Way Kanan, WARTAGLOBAL.id - Reforma Agraria yang seharusnya menjadi upaya penataan kepemilikan dan pemanfaatan lahan yang adil, dinilai gagal di Provinsi Lampung. Salah satu indikator utamanya adalah pengabaian terhadap hak-hak Masyarakat Adat Marga Buay Pemuka Pangeran Ilir (MBPPI) di Negara Batin, Way Kanan.
Penasihat hukum dan tokoh adat MBPPI, Gindha Ansori Wayka, menyoroti perubahan fungsi hutan adat yang awalnya diserahkan kepada pemerintah kolonial Belanda sebagai hutan larangan pada 1940, namun kini berubah menjadi kawasan Hutan Register yang dikelola untuk kepentingan industri. “Tanah adat yang semula disediakan untuk pelestarian lingkungan kini berubah menjadi Hutan Tanaman Industri (HTI) yang dikelola oleh PT Inhutani V,” ujarnya, Minggu (4/5/2025) di Bandar Lampung.
Melalui Keputusan Menteri Kehutanan Nomor 398/Kpts-II/1996, PT Inhutani V memperoleh hak pengusahaan seluas ±55.157 hektar atas Register 44 Sungai Muara Dua dan Register 46 Way Hanakau. Namun, menurut Gindha, sejak awal izin diberikan, tidak ada manfaat signifikan yang dirasakan oleh masyarakat adat MBPPI.
“Yang bermukim di dalam kawasan register itu sebagian besar bukan masyarakat adat MBPPI, melainkan pendatang atau perambah,” tegasnya. Ia juga mengungkapkan bahwa tidak ada tanggapan dari PT Inhutani V terhadap perjuangan masyarakat adat, termasuk surat Menteri Kehutanan Nomor 427/Menhut-VIII/2001 yang memerintahkan pendekatan kemitraan antara perusahaan dan masyarakat adat.
Menurutnya, pendekatan kemitraan yang dimaksud dalam surat tersebut telah disalahartikan. “Kemitraan itu bukan dengan warga pendatang yang bermukim dalam kawasan register, melainkan dengan Masyarakat Adat MBPPI sebagai pemilik awal tanah ulayat,” tegas Dosen Hukum di Bandar Lampung itu.
Gindha juga menyoroti potensi kerugian negara akibat lemahnya pengelolaan oleh PT Inhutani V. Berdasarkan informasi yang diperoleh, konpensasi dari perusahaan-perusahaan pemegang sub-konsesi dan petani penggarap hanya berkisar Rp1 juta hingga Rp1,5 juta per hektar per tahun. “Padahal, dengan luas konsesi lebih dari 55 ribu hektar, seharusnya negara memperoleh pendapatan yang jauh lebih besar. Sayangnya, banyak lahan dikuasai perambah dan pengelolaan konsesi sangat minim,” jelasnya.

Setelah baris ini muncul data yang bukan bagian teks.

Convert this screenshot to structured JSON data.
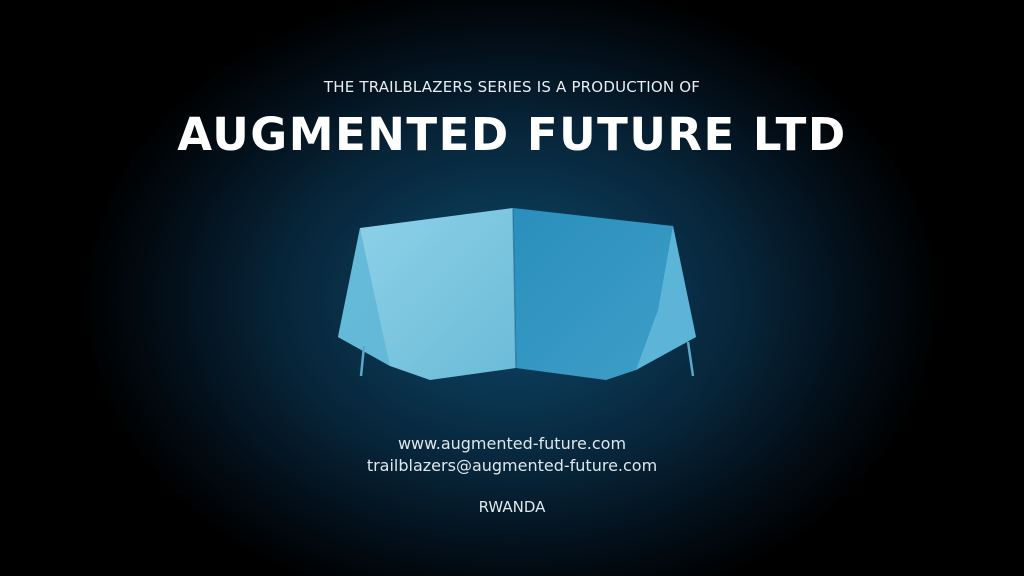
{
  "slide": {
    "subtitle": "THE TRAILBLAZERS SERIES IS A PRODUCTION OF",
    "title": "AUGMENTED FUTURE LTD",
    "logo": "headset-logo-icon",
    "website": "www.augmented-future.com",
    "email": "trailblazers@augmented-future.com",
    "country": "RWANDA"
  },
  "colors": {
    "background_center": "#0d4766",
    "background_edge": "#000000",
    "logo_light": "#7cc8e0",
    "logo_dark": "#2f93bf",
    "text": "#ffffff"
  }
}
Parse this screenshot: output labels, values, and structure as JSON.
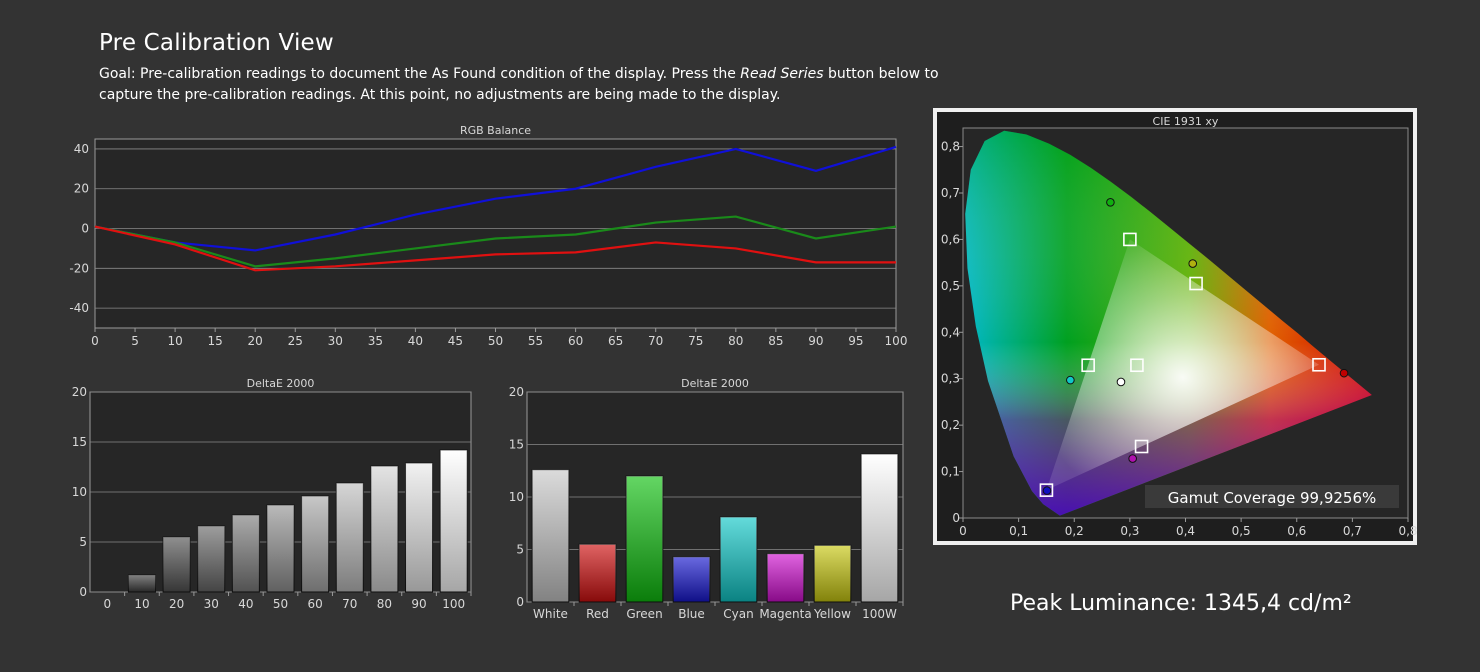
{
  "page": {
    "title": "Pre Calibration View",
    "goal_before": "Goal: Pre-calibration readings to document the As Found condition of the display. Press the ",
    "goal_emph": "Read Series",
    "goal_after": " button below to capture the pre-calibration readings. At this point, no adjustments are being made to the display."
  },
  "peak_luminance": "Peak Luminance: 1345,4 cd/m²",
  "colors": {
    "background": "#333333",
    "plot_bg": "#262626",
    "grid": "#8a8a8a",
    "red_line": "#e01010",
    "green_line": "#1a8a1a",
    "blue_line": "#1010d8"
  },
  "chart_data": [
    {
      "id": "rgb-balance",
      "type": "line",
      "title": "RGB Balance",
      "x": [
        0,
        10,
        20,
        30,
        40,
        50,
        60,
        70,
        80,
        90,
        100
      ],
      "xticks": [
        "0",
        "5",
        "10",
        "15",
        "20",
        "25",
        "30",
        "35",
        "40",
        "45",
        "50",
        "55",
        "60",
        "65",
        "70",
        "75",
        "80",
        "85",
        "90",
        "95",
        "100"
      ],
      "xlim": [
        0,
        100
      ],
      "yticks": [
        "40",
        "20",
        "0",
        "-20",
        "-40"
      ],
      "ylim": [
        -50,
        45
      ],
      "series": [
        {
          "color": "#1010d8",
          "values": [
            1,
            -7,
            -11,
            -3,
            7,
            15,
            20,
            31,
            40,
            29,
            41
          ]
        },
        {
          "color": "#1a8a1a",
          "values": [
            1,
            -7,
            -19,
            -15,
            -10,
            -5,
            -3,
            3,
            6,
            -5,
            1
          ]
        },
        {
          "color": "#e01010",
          "values": [
            1,
            -8,
            -21,
            -19,
            -16,
            -13,
            -12,
            -7,
            -10,
            -17,
            -17
          ]
        }
      ]
    },
    {
      "id": "deltae-grayscale",
      "type": "bar",
      "title": "DeltaE 2000",
      "categories": [
        "0",
        "10",
        "20",
        "30",
        "40",
        "50",
        "60",
        "70",
        "80",
        "90",
        "100"
      ],
      "values": [
        0,
        1.7,
        5.5,
        6.6,
        7.7,
        8.7,
        9.6,
        10.9,
        12.6,
        12.9,
        14.2
      ],
      "yticks": [
        "20",
        "15",
        "10",
        "5",
        "0"
      ],
      "ylim": [
        0,
        20
      ]
    },
    {
      "id": "deltae-colors",
      "type": "bar",
      "title": "DeltaE 2000",
      "categories": [
        "White",
        "Red",
        "Green",
        "Blue",
        "Cyan",
        "Magenta",
        "Yellow",
        "100W"
      ],
      "values": [
        12.6,
        5.5,
        12.0,
        4.3,
        8.1,
        4.6,
        5.4,
        14.1
      ],
      "bar_colors": [
        "#c8c8c8",
        "#d01010",
        "#10c010",
        "#1818d0",
        "#10c8c8",
        "#d010d0",
        "#c8c810",
        "#ffffff"
      ],
      "yticks": [
        "20",
        "15",
        "10",
        "5",
        "0"
      ],
      "ylim": [
        0,
        20
      ]
    },
    {
      "id": "cie-1931",
      "type": "scatter",
      "title": "CIE 1931 xy",
      "xticks": [
        "0",
        "0,1",
        "0,2",
        "0,3",
        "0,4",
        "0,5",
        "0,6",
        "0,7",
        "0,8"
      ],
      "yticks": [
        "0,8",
        "0,7",
        "0,6",
        "0,5",
        "0,4",
        "0,3",
        "0,2",
        "0,1",
        "0"
      ],
      "xlim": [
        0,
        0.8
      ],
      "ylim": [
        0,
        0.84
      ],
      "targets": [
        {
          "name": "Red",
          "x": 0.64,
          "y": 0.33
        },
        {
          "name": "Green",
          "x": 0.3,
          "y": 0.6
        },
        {
          "name": "Blue",
          "x": 0.15,
          "y": 0.06
        },
        {
          "name": "White",
          "x": 0.3127,
          "y": 0.329
        },
        {
          "name": "Cyan",
          "x": 0.225,
          "y": 0.329
        },
        {
          "name": "Magenta",
          "x": 0.321,
          "y": 0.154
        },
        {
          "name": "Yellow",
          "x": 0.419,
          "y": 0.505
        }
      ],
      "measured": [
        {
          "name": "Red",
          "x": 0.685,
          "y": 0.312,
          "color": "#c00000"
        },
        {
          "name": "Green",
          "x": 0.265,
          "y": 0.68,
          "color": "#10b010"
        },
        {
          "name": "Blue",
          "x": 0.151,
          "y": 0.059,
          "color": "#1010c0"
        },
        {
          "name": "White",
          "x": 0.284,
          "y": 0.293,
          "color": "#ffffff"
        },
        {
          "name": "Cyan",
          "x": 0.193,
          "y": 0.297,
          "color": "#10c8c8"
        },
        {
          "name": "Magenta",
          "x": 0.305,
          "y": 0.128,
          "color": "#b010b0"
        },
        {
          "name": "Yellow",
          "x": 0.413,
          "y": 0.548,
          "color": "#b0b010"
        }
      ],
      "gamut_coverage": "Gamut Coverage 99,9256%"
    }
  ]
}
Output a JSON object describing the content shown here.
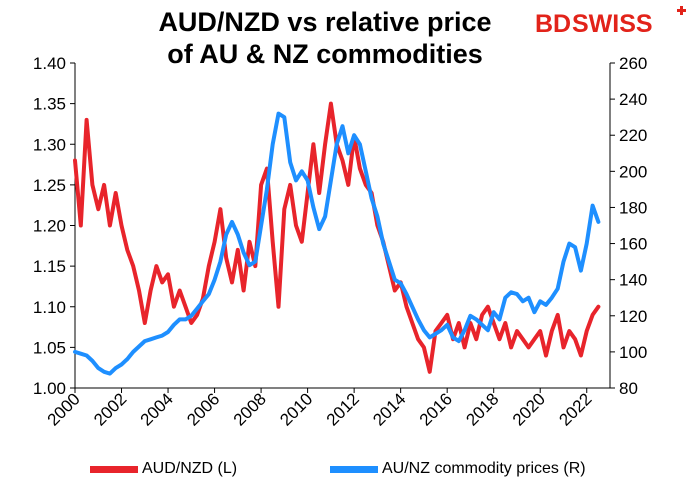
{
  "title_line1": "AUD/NZD vs relative price",
  "title_line2": "of AU & NZ commodities",
  "logo": {
    "bd": "BD",
    "swiss": "SWISS"
  },
  "colors": {
    "aud_nzd": "#e8242b",
    "commodity": "#1e8fff",
    "logo_red": "#e2231a"
  },
  "chart_data": {
    "type": "line",
    "title": "AUD/NZD vs relative price of AU & NZ commodities",
    "x_ticks": [
      "2000",
      "2002",
      "2004",
      "2006",
      "2008",
      "2010",
      "2012",
      "2014",
      "2016",
      "2018",
      "2020",
      "2022"
    ],
    "y_left": {
      "lim": [
        1.0,
        1.4
      ],
      "ticks": [
        "1.00",
        "1.05",
        "1.10",
        "1.15",
        "1.20",
        "1.25",
        "1.30",
        "1.35",
        "1.40"
      ]
    },
    "y_right": {
      "lim": [
        80,
        260
      ],
      "ticks": [
        "80",
        "100",
        "120",
        "140",
        "160",
        "180",
        "200",
        "220",
        "240",
        "260"
      ]
    },
    "legend_position": "bottom",
    "series": [
      {
        "name": "AUD/NZD (L)",
        "axis": "left",
        "x": [
          2000.0,
          2000.25,
          2000.5,
          2000.75,
          2001.0,
          2001.25,
          2001.5,
          2001.75,
          2002.0,
          2002.25,
          2002.5,
          2002.75,
          2003.0,
          2003.25,
          2003.5,
          2003.75,
          2004.0,
          2004.25,
          2004.5,
          2004.75,
          2005.0,
          2005.25,
          2005.5,
          2005.75,
          2006.0,
          2006.25,
          2006.5,
          2006.75,
          2007.0,
          2007.25,
          2007.5,
          2007.75,
          2008.0,
          2008.25,
          2008.5,
          2008.75,
          2009.0,
          2009.25,
          2009.5,
          2009.75,
          2010.0,
          2010.25,
          2010.5,
          2010.75,
          2011.0,
          2011.25,
          2011.5,
          2011.75,
          2012.0,
          2012.25,
          2012.5,
          2012.75,
          2013.0,
          2013.25,
          2013.5,
          2013.75,
          2014.0,
          2014.25,
          2014.5,
          2014.75,
          2015.0,
          2015.25,
          2015.5,
          2015.75,
          2016.0,
          2016.25,
          2016.5,
          2016.75,
          2017.0,
          2017.25,
          2017.5,
          2017.75,
          2018.0,
          2018.25,
          2018.5,
          2018.75,
          2019.0,
          2019.25,
          2019.5,
          2019.75,
          2020.0,
          2020.25,
          2020.5,
          2020.75,
          2021.0,
          2021.25,
          2021.5,
          2021.75,
          2022.0,
          2022.25,
          2022.5
        ],
        "values": [
          1.28,
          1.2,
          1.33,
          1.25,
          1.22,
          1.25,
          1.2,
          1.24,
          1.2,
          1.17,
          1.15,
          1.12,
          1.08,
          1.12,
          1.15,
          1.13,
          1.14,
          1.1,
          1.12,
          1.1,
          1.08,
          1.09,
          1.11,
          1.15,
          1.18,
          1.22,
          1.16,
          1.13,
          1.17,
          1.12,
          1.18,
          1.15,
          1.25,
          1.27,
          1.18,
          1.1,
          1.22,
          1.25,
          1.2,
          1.18,
          1.24,
          1.3,
          1.24,
          1.3,
          1.35,
          1.3,
          1.28,
          1.25,
          1.31,
          1.27,
          1.25,
          1.24,
          1.2,
          1.18,
          1.15,
          1.12,
          1.13,
          1.1,
          1.08,
          1.06,
          1.05,
          1.02,
          1.07,
          1.08,
          1.09,
          1.06,
          1.08,
          1.05,
          1.08,
          1.06,
          1.09,
          1.1,
          1.08,
          1.06,
          1.08,
          1.05,
          1.07,
          1.06,
          1.05,
          1.06,
          1.07,
          1.04,
          1.07,
          1.09,
          1.05,
          1.07,
          1.06,
          1.04,
          1.07,
          1.09,
          1.1
        ]
      },
      {
        "name": "AU/NZ commodity prices (R)",
        "axis": "right",
        "x": [
          2000.0,
          2000.25,
          2000.5,
          2000.75,
          2001.0,
          2001.25,
          2001.5,
          2001.75,
          2002.0,
          2002.25,
          2002.5,
          2002.75,
          2003.0,
          2003.25,
          2003.5,
          2003.75,
          2004.0,
          2004.25,
          2004.5,
          2004.75,
          2005.0,
          2005.25,
          2005.5,
          2005.75,
          2006.0,
          2006.25,
          2006.5,
          2006.75,
          2007.0,
          2007.25,
          2007.5,
          2007.75,
          2008.0,
          2008.25,
          2008.5,
          2008.75,
          2009.0,
          2009.25,
          2009.5,
          2009.75,
          2010.0,
          2010.25,
          2010.5,
          2010.75,
          2011.0,
          2011.25,
          2011.5,
          2011.75,
          2012.0,
          2012.25,
          2012.5,
          2012.75,
          2013.0,
          2013.25,
          2013.5,
          2013.75,
          2014.0,
          2014.25,
          2014.5,
          2014.75,
          2015.0,
          2015.25,
          2015.5,
          2015.75,
          2016.0,
          2016.25,
          2016.5,
          2016.75,
          2017.0,
          2017.25,
          2017.5,
          2017.75,
          2018.0,
          2018.25,
          2018.5,
          2018.75,
          2019.0,
          2019.25,
          2019.5,
          2019.75,
          2020.0,
          2020.25,
          2020.5,
          2020.75,
          2021.0,
          2021.25,
          2021.5,
          2021.75,
          2022.0,
          2022.25,
          2022.5
        ],
        "values": [
          100,
          99,
          98,
          95,
          91,
          89,
          88,
          91,
          93,
          96,
          100,
          103,
          106,
          107,
          108,
          109,
          111,
          115,
          118,
          118,
          120,
          124,
          128,
          132,
          140,
          150,
          165,
          172,
          165,
          155,
          148,
          150,
          170,
          190,
          215,
          232,
          230,
          205,
          195,
          200,
          195,
          180,
          168,
          175,
          195,
          215,
          225,
          210,
          220,
          215,
          200,
          185,
          175,
          160,
          150,
          140,
          138,
          132,
          125,
          118,
          112,
          108,
          110,
          112,
          115,
          108,
          106,
          112,
          120,
          118,
          115,
          112,
          122,
          118,
          130,
          133,
          132,
          128,
          130,
          122,
          128,
          126,
          130,
          135,
          150,
          160,
          158,
          145,
          160,
          181,
          172
        ]
      }
    ]
  }
}
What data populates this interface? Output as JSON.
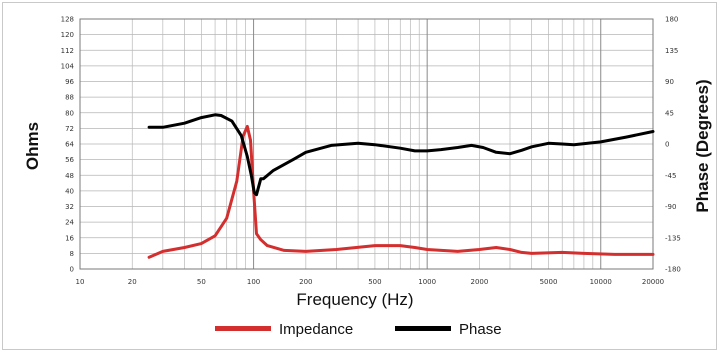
{
  "chart_data": {
    "type": "line",
    "xlabel": "Frequency (Hz)",
    "ylabel_left": "Ohms",
    "ylabel_right": "Phase (Degrees)",
    "x_scale": "log",
    "xlim": [
      10,
      20000
    ],
    "ylim_left": [
      0,
      128
    ],
    "ylim_right": [
      -180,
      180
    ],
    "grid": true,
    "legend_position": "bottom",
    "x_ticks": [
      10,
      20,
      50,
      100,
      200,
      500,
      1000,
      2000,
      5000,
      10000,
      20000
    ],
    "y_left_ticks": [
      0,
      8,
      16,
      24,
      32,
      40,
      48,
      56,
      64,
      72,
      80,
      88,
      96,
      104,
      112,
      120,
      128
    ],
    "y_right_ticks": [
      180,
      135,
      90,
      45,
      0,
      -45,
      -90,
      -135,
      -180
    ],
    "series": [
      {
        "name": "Impedance",
        "axis": "left",
        "color": "#d32f2f",
        "points": [
          [
            25,
            6
          ],
          [
            30,
            9
          ],
          [
            40,
            11
          ],
          [
            50,
            13
          ],
          [
            60,
            17
          ],
          [
            70,
            26
          ],
          [
            80,
            45
          ],
          [
            87,
            68
          ],
          [
            92,
            73
          ],
          [
            96,
            66
          ],
          [
            100,
            40
          ],
          [
            104,
            18
          ],
          [
            110,
            15
          ],
          [
            120,
            12
          ],
          [
            150,
            9.5
          ],
          [
            200,
            9
          ],
          [
            300,
            10
          ],
          [
            500,
            12
          ],
          [
            700,
            12
          ],
          [
            850,
            11
          ],
          [
            1000,
            10
          ],
          [
            1500,
            9
          ],
          [
            2000,
            10
          ],
          [
            2500,
            11
          ],
          [
            3000,
            10
          ],
          [
            3500,
            8.5
          ],
          [
            4000,
            8
          ],
          [
            6000,
            8.5
          ],
          [
            8000,
            8
          ],
          [
            12000,
            7.5
          ],
          [
            20000,
            7.5
          ]
        ]
      },
      {
        "name": "Phase",
        "axis": "right",
        "color": "#000000",
        "points": [
          [
            25,
            24
          ],
          [
            30,
            24
          ],
          [
            40,
            30
          ],
          [
            50,
            38
          ],
          [
            60,
            42
          ],
          [
            65,
            41
          ],
          [
            75,
            33
          ],
          [
            85,
            12
          ],
          [
            92,
            -18
          ],
          [
            97,
            -45
          ],
          [
            101,
            -70
          ],
          [
            104,
            -73
          ],
          [
            110,
            -50
          ],
          [
            114,
            -50
          ],
          [
            130,
            -38
          ],
          [
            170,
            -22
          ],
          [
            200,
            -12
          ],
          [
            280,
            -2
          ],
          [
            400,
            1
          ],
          [
            500,
            -1
          ],
          [
            700,
            -6
          ],
          [
            850,
            -10
          ],
          [
            1000,
            -10
          ],
          [
            1200,
            -8
          ],
          [
            1500,
            -5
          ],
          [
            1800,
            -2
          ],
          [
            2100,
            -5
          ],
          [
            2500,
            -12
          ],
          [
            3000,
            -14
          ],
          [
            3500,
            -9
          ],
          [
            4000,
            -4
          ],
          [
            5000,
            1
          ],
          [
            6000,
            0
          ],
          [
            7000,
            -1
          ],
          [
            10000,
            3
          ],
          [
            14000,
            10
          ],
          [
            20000,
            18
          ]
        ]
      }
    ]
  }
}
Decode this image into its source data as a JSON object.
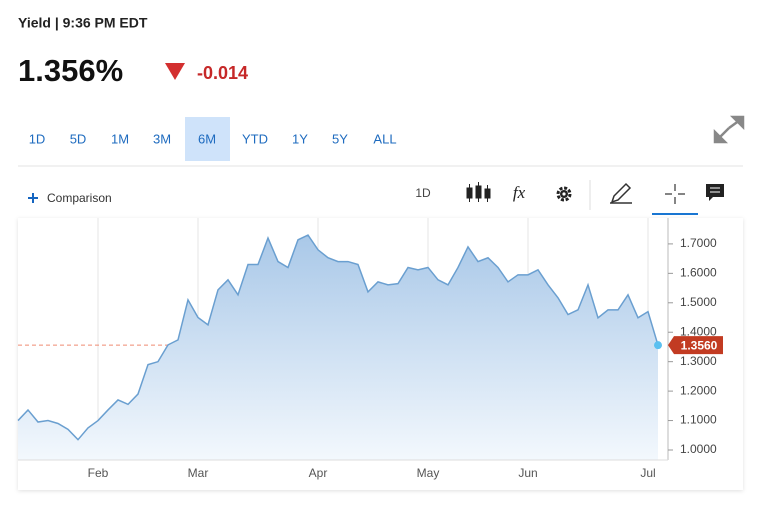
{
  "status": "Yield | 9:36 PM EDT",
  "price": "1.356%",
  "change": "-0.014",
  "ranges": [
    "1D",
    "5D",
    "1M",
    "3M",
    "6M",
    "YTD",
    "1Y",
    "5Y",
    "ALL"
  ],
  "selected_range": 4,
  "toolbar": {
    "comparison": "Comparison",
    "interval": "1D",
    "studies": "fx"
  },
  "chart_data": {
    "type": "line",
    "categories": [
      null,
      null,
      null,
      null,
      null,
      null,
      null,
      null,
      "Feb",
      null,
      null,
      null,
      null,
      null,
      null,
      null,
      null,
      null,
      "Mar",
      null,
      null,
      null,
      null,
      null,
      null,
      null,
      null,
      null,
      null,
      null,
      "Apr",
      null,
      null,
      null,
      null,
      null,
      null,
      null,
      null,
      null,
      null,
      "May",
      null,
      null,
      null,
      null,
      null,
      null,
      null,
      null,
      null,
      "Jun",
      null,
      null,
      null,
      null,
      null,
      null,
      null,
      null,
      null,
      null,
      null,
      "Jul",
      null
    ],
    "series": [
      {
        "name": "Yield",
        "color": "#6a9fd0",
        "values": [
          1.1,
          1.136,
          1.095,
          1.1,
          1.09,
          1.07,
          1.035,
          1.075,
          1.1,
          1.136,
          1.17,
          1.155,
          1.19,
          1.29,
          1.3,
          1.357,
          1.374,
          1.51,
          1.45,
          1.425,
          1.544,
          1.578,
          1.527,
          1.63,
          1.63,
          1.72,
          1.64,
          1.62,
          1.714,
          1.73,
          1.68,
          1.653,
          1.64,
          1.64,
          1.63,
          1.537,
          1.571,
          1.561,
          1.565,
          1.62,
          1.612,
          1.62,
          1.578,
          1.561,
          1.62,
          1.69,
          1.64,
          1.653,
          1.62,
          1.571,
          1.595,
          1.595,
          1.612,
          1.561,
          1.517,
          1.46,
          1.476,
          1.561,
          1.449,
          1.476,
          1.476,
          1.527,
          1.449,
          1.47,
          1.356
        ]
      }
    ],
    "ylim": [
      0.966,
      1.788
    ],
    "yticks": [
      {
        "value": 1.0,
        "label": "1.0000"
      },
      {
        "value": 1.1,
        "label": "1.1000"
      },
      {
        "value": 1.2,
        "label": "1.2000"
      },
      {
        "value": 1.3,
        "label": "1.3000"
      },
      {
        "value": 1.4,
        "label": "1.4000"
      },
      {
        "value": 1.5,
        "label": "1.5000"
      },
      {
        "value": 1.6,
        "label": "1.6000"
      },
      {
        "value": 1.7,
        "label": "1.7000"
      }
    ],
    "reference": {
      "value": 1.356,
      "label": "1.3560",
      "color": "#c23b22"
    },
    "xgrid": true
  }
}
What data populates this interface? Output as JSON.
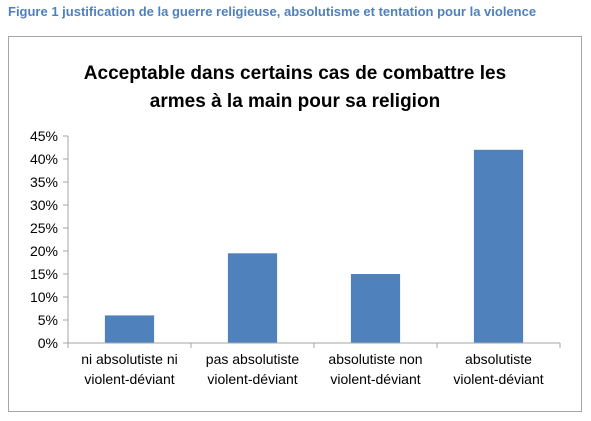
{
  "caption": "Figure 1 justification de la guerre religieuse, absolutisme et tentation pour la violence",
  "chart_data": {
    "type": "bar",
    "title_lines": [
      "Acceptable dans certains cas de combattre les",
      "armes à la main pour sa religion"
    ],
    "categories": [
      [
        "ni absolutiste ni",
        "violent-déviant"
      ],
      [
        "pas absolutiste",
        "violent-déviant"
      ],
      [
        "absolutiste non",
        "violent-déviant"
      ],
      [
        "absolutiste",
        "violent-déviant"
      ]
    ],
    "values": [
      6,
      19.5,
      15,
      42
    ],
    "ylim": [
      0,
      45
    ],
    "yticks": [
      "0%",
      "5%",
      "10%",
      "15%",
      "20%",
      "25%",
      "30%",
      "35%",
      "40%",
      "45%"
    ],
    "bar_color": "#4f81bd",
    "axis_color": "#a6a6a6",
    "grid": false,
    "legend": "none"
  }
}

Ia mendorong pemerintah untuk segera mengevaluasi, bahkan mencabut izin konsesi PT Inhutani V. “Kalau negara dirugikan, masyarakat adat tak mendapat haknya, dan kawasan hutan rusak, untuk apa izin ini dipertahankan?” katanya.
Menanggapi Perpres Nomor 5 Tahun 2025 tentang Penertiban Kawasan Hutan yang dikeluarkan Presiden Prabowo, Gindha menyambut baik sebagai langkah awal. Namun ia mengingatkan bahwa regulasi ini belum secara tegas menyentuh kepentingan masyarakat adat. “Perpres ini baru berfokus pada penertiban dan pemulihan fungsi kawasan hutan, belum bicara soal pemulihan hak adat,” ujarnya.
Gindha mengusulkan agar pemerintah menjadikan masyarakat adat sebagai mitra strategis dalam menyelesaikan konflik lahan dan menangani perambah. “Karena mereka—masyarakat adat—yang dari awal menyerahkan tanah ini untuk dijaga, bukan untuk dieksploitasi,” pungkasnya.